My brain did that thing where it just goes blank the second I hit “open quiz.” It’s a bit frustrating. When I was doing the homework, I could do harder versions of the test problems in my head. Palm to the floor, swear to Satan, a lot of the time I didn’t even need a calculator. Some things, particularly logarithms, I could just sort of see. But hit “open quiz”? And it’s gone. All gone. I have no idea why. It’s like I can sort of understand math while doing it but I can’t seem to retain it. Maybe that’s what studying is for. I wouldn’t know.
At any rate, I ended up getting 82% on the final and finishing the class with 91%. Mainly just happy to be through the thing. Now I just have to concentrate on my 한국어 oral and written exams and a few more assignments.

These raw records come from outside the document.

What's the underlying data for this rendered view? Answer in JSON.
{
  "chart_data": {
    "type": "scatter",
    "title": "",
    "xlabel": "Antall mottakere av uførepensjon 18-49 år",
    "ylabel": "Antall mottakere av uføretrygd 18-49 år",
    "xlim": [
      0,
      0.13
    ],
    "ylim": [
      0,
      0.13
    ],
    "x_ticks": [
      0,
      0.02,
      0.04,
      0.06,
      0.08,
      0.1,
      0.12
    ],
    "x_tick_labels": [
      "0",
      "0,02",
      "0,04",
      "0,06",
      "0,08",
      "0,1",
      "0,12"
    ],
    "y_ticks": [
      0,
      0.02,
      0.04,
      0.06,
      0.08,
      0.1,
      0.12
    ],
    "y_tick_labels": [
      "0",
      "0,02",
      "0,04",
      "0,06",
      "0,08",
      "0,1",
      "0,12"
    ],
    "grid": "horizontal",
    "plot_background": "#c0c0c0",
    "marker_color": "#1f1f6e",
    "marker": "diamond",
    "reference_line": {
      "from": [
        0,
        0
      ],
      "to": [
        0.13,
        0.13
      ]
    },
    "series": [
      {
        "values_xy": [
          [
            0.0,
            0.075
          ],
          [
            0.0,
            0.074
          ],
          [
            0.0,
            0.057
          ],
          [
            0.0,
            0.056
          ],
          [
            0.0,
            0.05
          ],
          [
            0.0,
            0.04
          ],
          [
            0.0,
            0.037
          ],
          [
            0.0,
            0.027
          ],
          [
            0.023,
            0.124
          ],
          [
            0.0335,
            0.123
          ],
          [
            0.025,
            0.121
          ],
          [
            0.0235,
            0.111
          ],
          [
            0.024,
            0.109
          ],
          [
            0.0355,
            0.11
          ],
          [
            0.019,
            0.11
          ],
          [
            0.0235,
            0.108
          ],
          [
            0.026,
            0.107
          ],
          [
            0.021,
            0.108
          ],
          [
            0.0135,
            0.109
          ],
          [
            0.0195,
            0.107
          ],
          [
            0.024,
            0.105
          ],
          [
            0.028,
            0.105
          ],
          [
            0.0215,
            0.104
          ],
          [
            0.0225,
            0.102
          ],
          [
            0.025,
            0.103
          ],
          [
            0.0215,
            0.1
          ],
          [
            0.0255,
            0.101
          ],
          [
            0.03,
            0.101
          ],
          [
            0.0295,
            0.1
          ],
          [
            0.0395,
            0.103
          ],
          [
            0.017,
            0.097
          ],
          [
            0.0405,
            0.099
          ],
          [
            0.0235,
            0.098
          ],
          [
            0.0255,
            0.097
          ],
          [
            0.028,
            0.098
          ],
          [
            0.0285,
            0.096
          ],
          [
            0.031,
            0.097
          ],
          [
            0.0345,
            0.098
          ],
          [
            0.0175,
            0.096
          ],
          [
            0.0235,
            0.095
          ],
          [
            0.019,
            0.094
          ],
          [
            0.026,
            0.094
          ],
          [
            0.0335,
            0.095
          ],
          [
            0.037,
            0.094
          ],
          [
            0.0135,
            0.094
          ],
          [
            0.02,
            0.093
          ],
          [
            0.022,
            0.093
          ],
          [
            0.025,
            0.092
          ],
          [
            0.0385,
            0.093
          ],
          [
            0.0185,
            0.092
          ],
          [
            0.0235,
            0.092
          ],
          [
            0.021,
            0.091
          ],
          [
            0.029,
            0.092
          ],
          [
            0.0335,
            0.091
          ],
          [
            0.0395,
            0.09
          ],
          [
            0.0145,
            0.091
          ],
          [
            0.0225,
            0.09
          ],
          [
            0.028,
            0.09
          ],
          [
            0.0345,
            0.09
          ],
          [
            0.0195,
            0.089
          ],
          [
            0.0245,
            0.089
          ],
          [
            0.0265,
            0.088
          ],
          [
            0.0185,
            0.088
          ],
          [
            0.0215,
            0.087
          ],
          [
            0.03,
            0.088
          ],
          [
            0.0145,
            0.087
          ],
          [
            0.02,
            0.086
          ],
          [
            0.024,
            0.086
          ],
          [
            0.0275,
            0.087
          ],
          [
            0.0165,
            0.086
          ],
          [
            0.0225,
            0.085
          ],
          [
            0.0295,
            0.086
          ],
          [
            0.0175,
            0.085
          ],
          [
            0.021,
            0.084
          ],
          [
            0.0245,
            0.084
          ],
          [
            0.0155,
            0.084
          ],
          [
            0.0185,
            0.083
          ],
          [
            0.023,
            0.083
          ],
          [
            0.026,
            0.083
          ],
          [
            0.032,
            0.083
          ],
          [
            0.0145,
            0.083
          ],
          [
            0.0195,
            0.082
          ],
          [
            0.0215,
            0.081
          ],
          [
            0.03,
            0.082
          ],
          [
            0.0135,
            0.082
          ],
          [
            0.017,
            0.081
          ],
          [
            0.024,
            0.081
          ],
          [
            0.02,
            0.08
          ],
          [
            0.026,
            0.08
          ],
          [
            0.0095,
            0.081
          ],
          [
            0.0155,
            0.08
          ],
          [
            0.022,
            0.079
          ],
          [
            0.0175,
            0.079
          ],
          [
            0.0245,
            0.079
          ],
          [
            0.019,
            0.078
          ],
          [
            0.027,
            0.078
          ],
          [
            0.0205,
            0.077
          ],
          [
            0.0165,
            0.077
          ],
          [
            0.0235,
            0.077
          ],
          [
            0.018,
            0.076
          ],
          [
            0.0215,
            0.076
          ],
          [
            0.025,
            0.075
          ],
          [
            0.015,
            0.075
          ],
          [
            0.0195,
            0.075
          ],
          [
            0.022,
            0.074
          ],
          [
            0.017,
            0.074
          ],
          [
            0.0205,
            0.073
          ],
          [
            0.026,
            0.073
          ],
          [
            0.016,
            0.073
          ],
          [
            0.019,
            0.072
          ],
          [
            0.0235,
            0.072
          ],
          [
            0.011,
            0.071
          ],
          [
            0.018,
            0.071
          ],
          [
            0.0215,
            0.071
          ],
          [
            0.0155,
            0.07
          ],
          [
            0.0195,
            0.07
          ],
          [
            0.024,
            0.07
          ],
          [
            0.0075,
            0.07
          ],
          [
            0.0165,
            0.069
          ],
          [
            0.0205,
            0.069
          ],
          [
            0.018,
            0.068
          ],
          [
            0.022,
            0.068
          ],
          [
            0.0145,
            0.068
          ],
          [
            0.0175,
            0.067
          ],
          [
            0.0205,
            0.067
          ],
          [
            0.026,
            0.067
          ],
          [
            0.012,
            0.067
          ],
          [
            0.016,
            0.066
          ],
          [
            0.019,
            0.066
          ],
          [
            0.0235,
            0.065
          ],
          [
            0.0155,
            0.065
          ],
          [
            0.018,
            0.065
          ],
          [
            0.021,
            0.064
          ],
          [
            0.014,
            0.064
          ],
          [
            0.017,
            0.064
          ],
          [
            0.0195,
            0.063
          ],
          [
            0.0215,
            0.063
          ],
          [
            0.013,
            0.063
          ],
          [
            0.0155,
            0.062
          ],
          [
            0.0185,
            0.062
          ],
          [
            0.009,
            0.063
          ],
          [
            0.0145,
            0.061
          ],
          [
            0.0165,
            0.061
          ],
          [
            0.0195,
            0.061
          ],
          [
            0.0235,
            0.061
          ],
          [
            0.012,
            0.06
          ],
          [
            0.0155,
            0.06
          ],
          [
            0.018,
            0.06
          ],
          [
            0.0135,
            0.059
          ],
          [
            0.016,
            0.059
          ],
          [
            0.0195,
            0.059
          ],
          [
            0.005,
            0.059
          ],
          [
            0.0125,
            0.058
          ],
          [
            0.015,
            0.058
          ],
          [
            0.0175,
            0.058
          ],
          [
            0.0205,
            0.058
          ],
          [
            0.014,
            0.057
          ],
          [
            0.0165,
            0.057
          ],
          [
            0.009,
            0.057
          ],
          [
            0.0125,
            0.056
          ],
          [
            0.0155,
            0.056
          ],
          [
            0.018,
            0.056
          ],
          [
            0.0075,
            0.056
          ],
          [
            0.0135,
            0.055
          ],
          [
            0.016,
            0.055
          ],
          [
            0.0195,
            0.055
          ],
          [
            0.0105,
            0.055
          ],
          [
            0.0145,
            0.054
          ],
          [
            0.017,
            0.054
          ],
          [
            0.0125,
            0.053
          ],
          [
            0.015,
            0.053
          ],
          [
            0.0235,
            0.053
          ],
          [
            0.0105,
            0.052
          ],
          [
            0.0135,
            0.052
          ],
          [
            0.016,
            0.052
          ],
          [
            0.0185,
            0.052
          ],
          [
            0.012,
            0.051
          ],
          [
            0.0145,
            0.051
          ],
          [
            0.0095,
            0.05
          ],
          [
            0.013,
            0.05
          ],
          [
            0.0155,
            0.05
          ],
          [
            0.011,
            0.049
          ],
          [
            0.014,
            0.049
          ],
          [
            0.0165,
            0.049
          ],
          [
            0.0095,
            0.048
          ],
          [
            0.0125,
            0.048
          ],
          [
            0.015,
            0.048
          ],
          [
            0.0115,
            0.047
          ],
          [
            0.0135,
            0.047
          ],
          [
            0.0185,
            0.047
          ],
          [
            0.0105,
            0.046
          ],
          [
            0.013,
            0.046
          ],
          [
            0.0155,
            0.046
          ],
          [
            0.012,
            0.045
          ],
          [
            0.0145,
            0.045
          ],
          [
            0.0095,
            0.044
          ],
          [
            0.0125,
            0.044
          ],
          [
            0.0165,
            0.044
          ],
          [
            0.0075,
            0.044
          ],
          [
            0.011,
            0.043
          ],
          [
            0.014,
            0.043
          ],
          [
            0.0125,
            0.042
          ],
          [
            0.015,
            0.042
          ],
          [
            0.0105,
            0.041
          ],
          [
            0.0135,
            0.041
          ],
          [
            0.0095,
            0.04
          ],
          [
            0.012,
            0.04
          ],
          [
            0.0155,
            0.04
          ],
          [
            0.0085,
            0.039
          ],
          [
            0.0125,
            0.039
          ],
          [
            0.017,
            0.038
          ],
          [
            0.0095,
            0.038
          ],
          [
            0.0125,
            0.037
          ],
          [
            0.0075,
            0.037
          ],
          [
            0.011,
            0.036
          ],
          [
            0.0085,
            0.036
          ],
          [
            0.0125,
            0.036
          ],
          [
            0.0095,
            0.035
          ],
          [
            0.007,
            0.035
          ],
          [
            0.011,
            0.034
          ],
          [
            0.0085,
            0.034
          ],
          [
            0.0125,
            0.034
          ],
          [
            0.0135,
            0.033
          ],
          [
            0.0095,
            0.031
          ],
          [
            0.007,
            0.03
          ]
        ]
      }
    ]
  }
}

Then I start the high-intensity, whole semester delivered in a month, winter-break classes.
For those, I’m taking Conversational Korean and Korean History. Combined with the other classes, I’ve taken, that will get me an elementary level Korean Language & Civilization Certificate of Achievement. To be honest, I’m not sure exactly what that even is but it’s recognized by the state of California as being something. For me, it’s both necessary and gravy? So, it’s gravy I guess? That sounds like gravy. After winter break, I have a stats class and then, assuming I pass that, I’ll have my AA in anthropology.
Then I’ll transfer to some other school and go after a BA.
I suppose that I’ll have to start thinking about what sort of anthro I’d like to do. It’s hard because I actually like it all. I’d probably prefer to be more into the biology side of things but I doubt my current situation will allow for lab time so I might have to get more into the cultural side. If I were to fantasize about a career in anthro, I’d probably like to be:
A) The dusty old professor, as played by Peter Cushing, who local teens consult when they accidentally summon an ancient evil in a local graveyard.
B) Night janitor at a museum.
C) I assume someone has to carry buckets of rocks and stuff on dig sites. I’d like to do that.
D) The grunt work involved in identifying victims of genocide from their remains and building evidence for bringing the perpetrators to justice.
As far as research interests go, I have a few. As in a few, I mean a notebook. I don’t really talk about it much here because it’s something I want to study, not talk about and I’m a bit paro about ideas being stolen before I even get a chance to dig in, but, speaking very broadly, I’d really like to study people who are really into Bigfoot. I’m also really interested in different cultural conceptions of health and the human body, and how these can, should, and do modify healthcare responses — and also how these conceptions of heath and body alter the practice and symbolism of genocides. (This interest is pre-covid, btw, it’s one of the reasons I chose anthropology as a major, not that you asked but still . . .)
Bunch of other shit too.
So, yeah, I’m going to have to start thinking about all that. But not today.